By Mohammad Ghazal - Mar 12,2018 - Last updated at Mar 12,2018

AMMAN — An independent international committee will soon launch a study to determine the cost of cancer care in Jordan and come up with recommendations to help ensure sustainable solutions for the treatment of cancer patients in the country, the King Hussein Cancer Centre (KHCC) said on Monday.

The committee, which is expected to complete its study in three months, will consist of international and world-renowned experts in the field, Asem Mansour, CEO and director general of KHCC, told The Jordan Times over the phone.

The formation of the committee follows a recent government decision stipulating that a committee of experts should decide on the referral of certain cancer patients to the KHCC, public hospitals or the Royal Medical Services for treatment, which tightly restricted the Prime Ministry's referrals of cancer patients to the KHCC.

The decision to form the committee, which will be selected by the KHCC and the Health Ministry, was approved by the Cabinet.

"After the government's decision, the number of cancer patients we received dropped almost to zero," Mansour said.

In 2017, around 4,000 cancer patients were referred to the KHCC for treatment, 960 of whom were referred by the Prime Ministry.

"Since the government's decision on January 15th, only three patients were referred to us by the Prime Ministry," Mansour claimed.

The overall number of cancer patients referred to the centre this year is expected to drop to 2,700 — 3,000 if referrals by the Prime Ministry remain at such low levels, he added.

According to Mansour, there are around 5,700 cancer patients in the Kingdom, who receive various levels of cancer treatment from public hospitals, the Royal Medical Services and the KHCC. 

"The government took the decision saying that the reason is the high cost of cancer treatment…This international committee will help identify what the cost of cancer treatment is in Jordan, which is very important as there are currently no clear figures," Mansour noted.

"We hope that this study will also come up with recommendations to ensure sustainable solutions for the treatment of cancer patients so they are not left subject to some governmental decisions," he added.

According to the director general, between 50 to 55 per cent of the cost of cancer treatment at the KHCC is generated by the price of anti-cancer drugs, which are "very expensive drugs".

The international committee will also study the gap in cancer care in Jordan and the quality of cancer care services by the various medical facilities, he added.

"We will end up with a map of cancer care services, cost and quality of services once the committee is done with its work," Mansour said.

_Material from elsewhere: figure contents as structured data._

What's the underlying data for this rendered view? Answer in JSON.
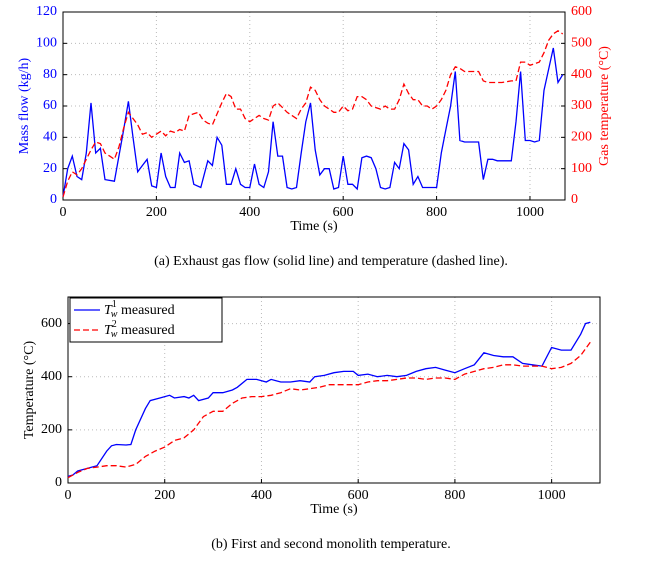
{
  "chart_data": [
    {
      "type": "line",
      "caption": "(a)  Exhaust gas flow (solid line) and temperature (dashed line).",
      "xlabel": "Time (s)",
      "ylabel": "Mass flow (kg/h)",
      "y2label": "Gas temperature (°C)",
      "xlim": [
        0,
        1075
      ],
      "xticks": [
        0,
        200,
        400,
        600,
        800,
        1000
      ],
      "ylim": [
        0,
        120
      ],
      "yticks": [
        0,
        20,
        40,
        60,
        80,
        100,
        120
      ],
      "y2lim": [
        0,
        600
      ],
      "y2ticks": [
        0,
        100,
        200,
        300,
        400,
        500,
        600
      ],
      "grid": true,
      "ycolor": "#0000ff",
      "y2color": "#ff0000",
      "series": [
        {
          "color": "#0000ff",
          "style": "solid",
          "x": [
            0,
            10,
            20,
            30,
            40,
            50,
            60,
            70,
            80,
            90,
            110,
            130,
            140,
            150,
            160,
            170,
            180,
            190,
            200,
            210,
            220,
            230,
            240,
            250,
            260,
            270,
            280,
            295,
            310,
            320,
            330,
            340,
            350,
            360,
            370,
            380,
            390,
            400,
            410,
            420,
            430,
            440,
            450,
            460,
            470,
            480,
            490,
            500,
            510,
            520,
            530,
            540,
            550,
            560,
            570,
            580,
            590,
            600,
            610,
            620,
            630,
            640,
            650,
            660,
            670,
            680,
            690,
            700,
            710,
            720,
            730,
            740,
            750,
            760,
            770,
            780,
            790,
            800,
            810,
            820,
            830,
            840,
            850,
            860,
            880,
            890,
            900,
            910,
            920,
            930,
            940,
            960,
            970,
            980,
            990,
            1000,
            1010,
            1020,
            1030,
            1050,
            1060,
            1070
          ],
          "values": [
            2,
            20,
            28,
            15,
            13,
            30,
            62,
            30,
            33,
            13,
            12,
            45,
            63,
            40,
            18,
            22,
            26,
            9,
            8,
            30,
            15,
            8,
            8,
            30,
            24,
            25,
            10,
            8,
            25,
            22,
            40,
            35,
            10,
            10,
            20,
            10,
            8,
            8,
            23,
            10,
            8,
            18,
            50,
            28,
            28,
            8,
            7,
            8,
            30,
            50,
            62,
            32,
            16,
            20,
            20,
            7,
            8,
            28,
            10,
            10,
            7,
            27,
            28,
            27,
            20,
            8,
            7,
            8,
            24,
            20,
            36,
            32,
            10,
            15,
            8,
            8,
            8,
            8,
            30,
            45,
            60,
            82,
            38,
            37,
            37,
            37,
            13,
            26,
            26,
            25,
            25,
            25,
            50,
            82,
            38,
            38,
            37,
            38,
            70,
            97,
            75,
            80
          ]
        },
        {
          "color": "#ff0000",
          "style": "dashed",
          "axis": "y2",
          "x": [
            0,
            10,
            20,
            30,
            40,
            50,
            60,
            70,
            80,
            90,
            100,
            110,
            120,
            130,
            140,
            150,
            160,
            170,
            180,
            190,
            200,
            210,
            220,
            230,
            240,
            250,
            260,
            270,
            280,
            290,
            300,
            310,
            320,
            330,
            340,
            350,
            360,
            370,
            380,
            390,
            400,
            410,
            420,
            430,
            440,
            450,
            460,
            470,
            480,
            490,
            500,
            510,
            520,
            530,
            540,
            550,
            560,
            570,
            580,
            590,
            600,
            610,
            620,
            630,
            640,
            650,
            660,
            670,
            680,
            690,
            700,
            710,
            720,
            730,
            740,
            750,
            760,
            770,
            780,
            790,
            800,
            810,
            820,
            830,
            840,
            850,
            860,
            880,
            890,
            900,
            910,
            920,
            940,
            960,
            970,
            980,
            990,
            1000,
            1020,
            1030,
            1040,
            1050,
            1060,
            1070
          ],
          "values": [
            10,
            60,
            90,
            80,
            100,
            130,
            160,
            185,
            180,
            150,
            140,
            130,
            170,
            230,
            280,
            260,
            240,
            210,
            215,
            200,
            210,
            220,
            205,
            220,
            215,
            225,
            220,
            270,
            275,
            280,
            255,
            245,
            240,
            275,
            310,
            340,
            330,
            290,
            290,
            260,
            250,
            260,
            270,
            260,
            255,
            300,
            310,
            295,
            280,
            270,
            260,
            290,
            310,
            360,
            350,
            320,
            300,
            290,
            280,
            280,
            300,
            285,
            290,
            330,
            330,
            320,
            300,
            295,
            290,
            300,
            290,
            290,
            320,
            370,
            340,
            320,
            320,
            300,
            300,
            290,
            300,
            320,
            350,
            400,
            425,
            420,
            410,
            410,
            410,
            380,
            375,
            375,
            375,
            380,
            380,
            440,
            440,
            430,
            440,
            470,
            510,
            530,
            540,
            530
          ]
        }
      ]
    },
    {
      "type": "line",
      "caption": "(b)  First and second monolith temperature.",
      "xlabel": "Time (s)",
      "ylabel": "Temperature (°C)",
      "xlim": [
        0,
        1100
      ],
      "xticks": [
        0,
        200,
        400,
        600,
        800,
        1000
      ],
      "ylim": [
        0,
        700
      ],
      "yticks": [
        0,
        200,
        400,
        600
      ],
      "grid": true,
      "legend": "upper left",
      "series": [
        {
          "name": "T_w^1 measured",
          "color": "#0000ff",
          "style": "solid",
          "x": [
            0,
            10,
            20,
            40,
            60,
            80,
            90,
            100,
            120,
            130,
            140,
            160,
            170,
            190,
            210,
            220,
            240,
            250,
            260,
            270,
            290,
            300,
            320,
            340,
            350,
            370,
            390,
            410,
            420,
            440,
            460,
            480,
            500,
            510,
            530,
            550,
            570,
            590,
            600,
            620,
            640,
            660,
            680,
            700,
            720,
            740,
            760,
            780,
            800,
            820,
            840,
            860,
            880,
            900,
            920,
            940,
            960,
            980,
            1000,
            1020,
            1040,
            1060,
            1070,
            1080
          ],
          "values": [
            25,
            30,
            45,
            55,
            65,
            120,
            140,
            145,
            143,
            145,
            200,
            280,
            310,
            320,
            330,
            320,
            325,
            320,
            330,
            310,
            320,
            340,
            340,
            350,
            360,
            390,
            390,
            380,
            390,
            380,
            380,
            385,
            380,
            400,
            405,
            415,
            420,
            420,
            405,
            410,
            400,
            405,
            400,
            405,
            420,
            430,
            435,
            425,
            415,
            430,
            445,
            490,
            480,
            475,
            475,
            450,
            445,
            440,
            510,
            500,
            500,
            560,
            600,
            605
          ]
        },
        {
          "name": "T_w^2 measured",
          "color": "#ff0000",
          "style": "dashed",
          "x": [
            0,
            20,
            40,
            60,
            80,
            100,
            120,
            140,
            160,
            180,
            200,
            220,
            240,
            260,
            280,
            300,
            320,
            340,
            360,
            380,
            400,
            420,
            440,
            460,
            480,
            500,
            520,
            540,
            560,
            600,
            620,
            640,
            660,
            680,
            700,
            720,
            740,
            760,
            780,
            800,
            820,
            840,
            860,
            880,
            900,
            920,
            940,
            960,
            980,
            1000,
            1020,
            1040,
            1060,
            1080
          ],
          "values": [
            20,
            40,
            55,
            60,
            65,
            65,
            60,
            70,
            100,
            120,
            135,
            160,
            170,
            200,
            250,
            270,
            270,
            300,
            320,
            325,
            325,
            330,
            340,
            355,
            350,
            355,
            360,
            370,
            370,
            370,
            380,
            385,
            385,
            390,
            395,
            395,
            390,
            395,
            395,
            390,
            410,
            420,
            430,
            435,
            445,
            445,
            440,
            440,
            440,
            430,
            435,
            450,
            480,
            530
          ]
        }
      ]
    }
  ]
}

Last month, the Health Ministry stressed that patients' referral to the KHCC for treatment "still exists and will continue" in response to previous reports claiming that the ministry halted financial coverage of cancer and other chronic diseases’ treatment to reduce public expenses.

The ministry said that, in cases where cancer treatment is not available at public hospitals, patients can be transferred to other centres including KHCC "regardless of the cost".

The ministry added that, if medications are not available at the hospitals, they will be provided "without hesitation and at any price".